During his master class at the Cannes Film Festival, New Zealand filmmaker Peter Jackson (The Lord of the Rings, The Hobbit, Heavenly Creatures, King Kong) revealed to attendees that he is ready to go back to the director’s chair after more than a decade, announcing that he has just completed the script for the second animated Tintin movie, based on the beloved comics created by Hergé. Its predecessor, The Adventures of Tintin: The Secret of the Unicorn, was released in 2011 and directed by Stephen Spielberg, who also produced alongside Jackson and Kathleen Kennedy.

The Adventures of Tintin: The Secret of the Unicorn
The Adventures of Tintin: The Secret of the Unicorn [Paramount Pictures]

Jackson told festival press that he had recently wrapped the script for an untitled Tintin movie with his partner and collaborator Fran Walsh, and was even picking away at edits while in France. What he didn’t say is what material he plans to adapt.

After taking over directing duties on The Hobbit trilogy (2012-2014) due to the departure of Guillermo del Toro from the project, Jackson’s last director credit was the 2018 WWI documentary They Shall Not Grow Old. Jackson had said in 2015 that the death of his longtime director of photography Andrew Lesnie had made him less excited about fiction projects. In addition to They Shall Not Grow Old, he has since directed and produced The Beatles: Get Back.

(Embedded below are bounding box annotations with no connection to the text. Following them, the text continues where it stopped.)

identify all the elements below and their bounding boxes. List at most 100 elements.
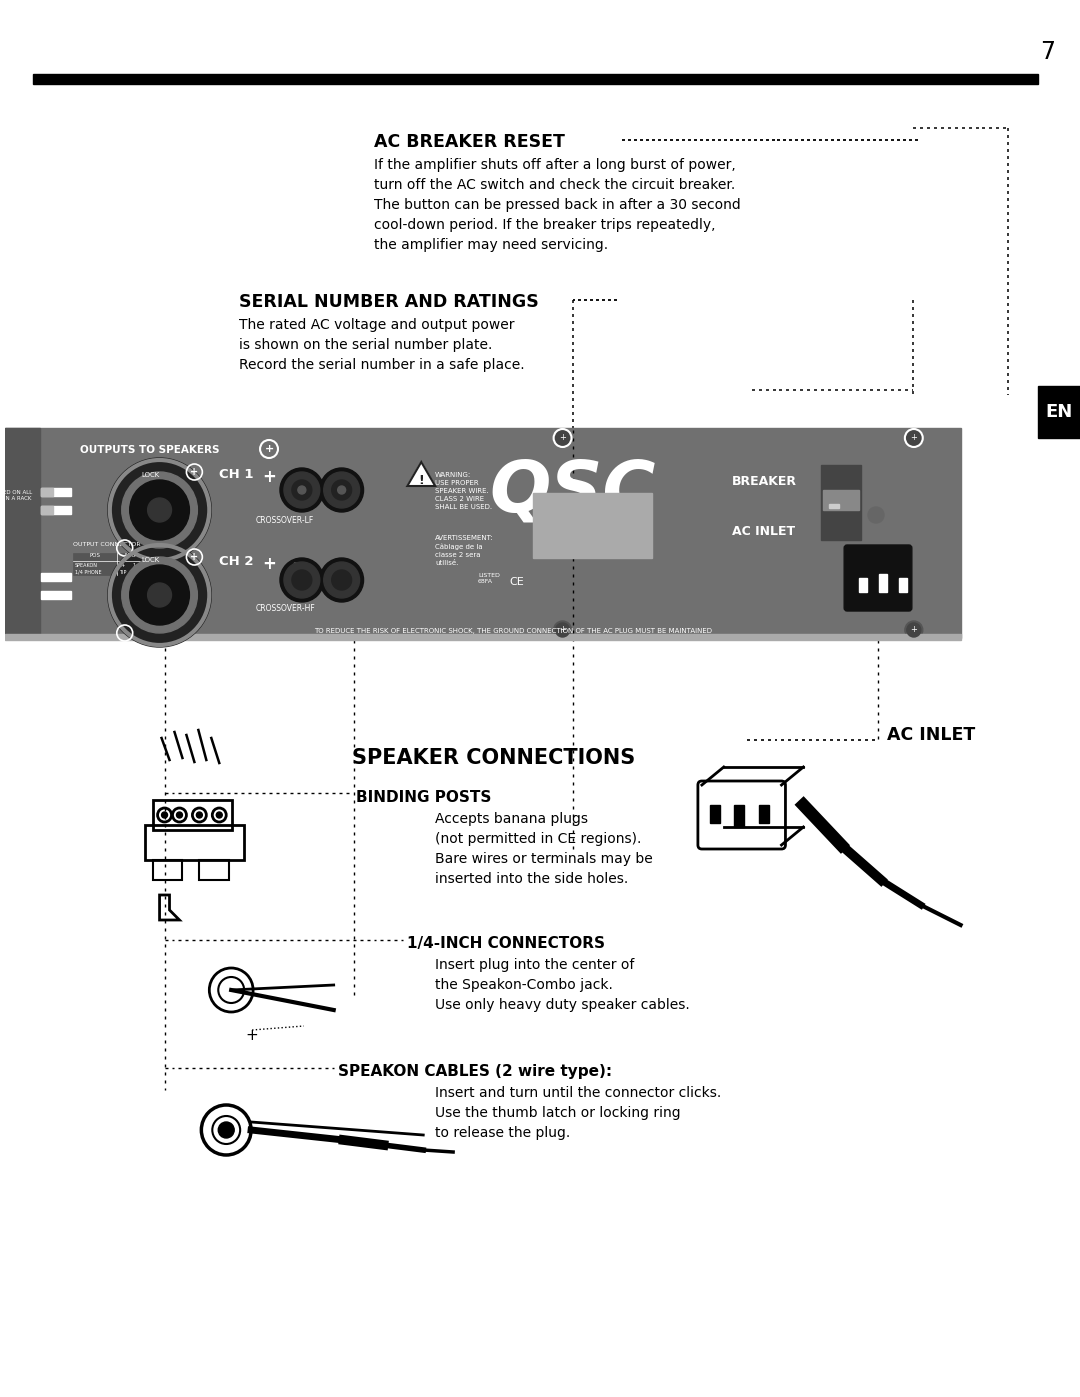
- Circle shape: [280, 468, 324, 511]
- Text: 1/4 PHONE: 1/4 PHONE: [75, 570, 102, 576]
- Text: CH 2: CH 2: [219, 555, 254, 569]
- FancyBboxPatch shape: [845, 545, 912, 610]
- Circle shape: [108, 543, 212, 647]
- Text: LOCK: LOCK: [141, 472, 160, 478]
- Text: +: +: [910, 433, 917, 443]
- Text: EN: EN: [1045, 402, 1072, 420]
- Text: LISTED
68FA: LISTED 68FA: [478, 573, 500, 584]
- Bar: [152, 800, 232, 830]
- Bar: [899, 578, 907, 592]
- Text: !: !: [418, 474, 424, 486]
- Circle shape: [130, 564, 189, 624]
- Circle shape: [868, 507, 883, 522]
- Circle shape: [176, 812, 183, 819]
- Bar: [879, 574, 887, 592]
- Bar: [5, 427, 40, 638]
- Text: SLEEVE: SLEEVE: [133, 570, 148, 574]
- Bar: [821, 465, 861, 541]
- Text: WARNING:
USE PROPER
SPEAKER WIRE.
CLASS 2 WIRE
SHALL BE USED.: WARNING: USE PROPER SPEAKER WIRE. CLASS …: [435, 472, 492, 510]
- Circle shape: [332, 481, 352, 500]
- Circle shape: [555, 432, 569, 446]
- Circle shape: [554, 429, 571, 447]
- Circle shape: [216, 812, 222, 819]
- Text: Insert and turn until the connector clicks.
Use the thumb latch or locking ring
: Insert and turn until the connector clic…: [435, 1085, 721, 1140]
- Circle shape: [320, 468, 364, 511]
- Text: SPEAKON CABLES (2 wire type):: SPEAKON CABLES (2 wire type):: [338, 1065, 611, 1078]
- Circle shape: [197, 812, 202, 819]
- Circle shape: [332, 570, 352, 590]
- Circle shape: [162, 812, 167, 819]
- Circle shape: [324, 562, 360, 598]
- Text: Accepts banana plugs
(not permitted in CE regions).
Bare wires or terminals may : Accepts banana plugs (not permitted in C…: [435, 812, 653, 886]
- Text: TO REDUCE THE RISK OF ELECTRONIC SHOCK, THE GROUND CONNECTION OF THE AC PLUG MUS: TO REDUCE THE RISK OF ELECTRONIC SHOCK, …: [314, 629, 712, 634]
- Circle shape: [907, 432, 921, 446]
- Bar: [859, 578, 867, 592]
- Text: +: +: [262, 555, 275, 573]
- Bar: [829, 504, 839, 509]
- Text: 1+: 1+: [119, 563, 126, 569]
- Text: BINDING POSTS: BINDING POSTS: [355, 789, 491, 805]
- Text: BREAKER: BREAKER: [732, 475, 797, 488]
- Text: SERIAL NUMBER AND RATINGS: SERIAL NUMBER AND RATINGS: [239, 293, 539, 312]
- Bar: [5, 634, 960, 640]
- Circle shape: [218, 1122, 234, 1139]
- Bar: [73, 553, 163, 576]
- Text: +: +: [262, 468, 275, 486]
- Circle shape: [554, 622, 571, 638]
- Circle shape: [555, 623, 569, 637]
- Circle shape: [907, 623, 921, 637]
- Text: QSC: QSC: [489, 457, 656, 527]
- Bar: [200, 861, 229, 880]
- Text: TIP: TIP: [119, 570, 126, 576]
- Bar: [532, 493, 652, 557]
- Text: OUTPUTS TO SPEAKERS: OUTPUTS TO SPEAKERS: [80, 446, 219, 455]
- Text: +: +: [559, 433, 566, 443]
- Bar: [33, 74, 1038, 84]
- Text: POS: POS: [90, 553, 100, 557]
- Text: LOCK: LOCK: [141, 557, 160, 563]
- Bar: [145, 826, 244, 861]
- Text: –: –: [292, 555, 300, 573]
- Text: Insert plug into the center of
the Speakon-Combo jack.
Use only heavy duty speak: Insert plug into the center of the Speak…: [435, 958, 690, 1011]
- Bar: [41, 591, 71, 599]
- Circle shape: [320, 557, 364, 602]
- Bar: [710, 805, 719, 823]
- Circle shape: [292, 481, 312, 500]
- Text: CH 1: CH 1: [219, 468, 254, 481]
- Text: AC INLET: AC INLET: [887, 726, 975, 745]
- Text: CROSSOVER-LF: CROSSOVER-LF: [256, 515, 314, 525]
- Text: CE: CE: [510, 577, 525, 587]
- Bar: [41, 506, 71, 514]
- Text: 7: 7: [1040, 41, 1055, 64]
- Text: 1/4-INCH CONNECTORS: 1/4-INCH CONNECTORS: [407, 936, 605, 951]
- Text: +: +: [190, 467, 199, 476]
- Text: SPEAKON: SPEAKON: [75, 563, 98, 569]
- Text: NEG: NEG: [125, 553, 136, 557]
- Text: SPEAKER CONNECTIONS: SPEAKER CONNECTIONS: [352, 747, 635, 768]
- Bar: [1038, 386, 1080, 439]
- Text: +: +: [265, 444, 273, 454]
- Bar: [41, 506, 53, 514]
- Bar: [41, 488, 71, 496]
- Text: AC BREAKER RESET: AC BREAKER RESET: [374, 133, 565, 151]
- Circle shape: [324, 472, 360, 509]
- Circle shape: [122, 472, 198, 548]
- Text: 1-: 1-: [133, 563, 137, 569]
- Circle shape: [122, 557, 198, 633]
- Text: +: +: [190, 552, 199, 562]
- Circle shape: [292, 570, 312, 590]
- Bar: [41, 488, 53, 496]
- Circle shape: [284, 472, 320, 509]
- Circle shape: [148, 497, 172, 522]
- Bar: [41, 573, 71, 581]
- Circle shape: [338, 486, 346, 495]
- Circle shape: [905, 429, 922, 447]
- Text: ED ON ALL
IN A RACK: ED ON ALL IN A RACK: [2, 490, 32, 500]
- Circle shape: [130, 481, 189, 541]
- Text: –: –: [292, 468, 300, 486]
- Text: If the amplifier shuts off after a long burst of power,
turn off the AC switch a: If the amplifier shuts off after a long …: [374, 158, 740, 253]
- Bar: [823, 490, 859, 510]
- Bar: [152, 861, 183, 880]
- Circle shape: [298, 486, 306, 495]
- Text: AC INLET: AC INLET: [732, 525, 795, 538]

Jackson did not reveal any details of the story or source material for the next Tintin chapter. Some 15 years ago when it was announced that Jackson would be directing the sequel, the Hollywood rumor mill had it that the second The Adventures of Tintin movie would be adapted from Prisoners of the Sun, which takes Tintin on a quest into an ancient Inca civilization on the search for his friend Professor Calculus. The first movie loosely adapted three books: The Crab with the Golden Claws, The Secret of the Universe and Red Rackham’s Treasure, and was penned by Steven Moffat, Edgar Wright and Joe Cornish.

“I’ve had certain times where I thought it was going to be this, it’s going to be that... for a while, we were going to do Prisoners of the Sun,” Jackson told Polygon in 2018. “But I’m not necessarily thinking that that would be where we’d go next time. There’s so many good stories, and I just want to see what I feel like making.” Even as far back in 2009, he was even teasing a third movie, based on Destination Moon.

The whole page-to-screen journey of the Spielbarg-Jackson films has been a long one. Spielberg originally acquired the film rights to Tintin after Hergé’s death in 1983 in the wake of Indiana Jones and imagined it as a kid-friendly companion series, and re-optioned in 2002. The Adventures of Tintin began filming in 2008 with an announced 2010 release, but was pushed to 2011 after Universal Pictures backed out of the project and was replaced by Paramount Pictures, who released the feature film under its Nickelodeon Movies banner.

The movie's delay also caused a recast, with Jamie Bell taking over the title role from Love Actually's Thomas Brodie-Sangster (starring alongside Andy Serkis as Captain Haddock and Daniel Craig as Ivan Sakharine, Nick Frost and Simon Pegg as bumbling detectives Thomson and Thompson, and others).

It was Jackson’s idea to shift the project from live action to motion-capture-driven 3D CG, based on his experience on The Lord of the Rings and King Kong. The animation and VFX work was handled by Wētā FX, the New Zealand-based studio co-founded by Jackson.

The Adventures of Tintin released to largely positive reviews and went on to gross $374 million in global box office ($77.5 million domestically), performing very well overseas with record openings and week-on-week improved performances both in the U.S. and abroad. The film was nominated for Best Original Score at the Oscars, and became the first fully-digital motion-capture animated film and first non-Pixar film to win the Golden Globe for Best Animated Feature. It also picked up two BAFTA nominations, for Animated Film and Special Visual Effects.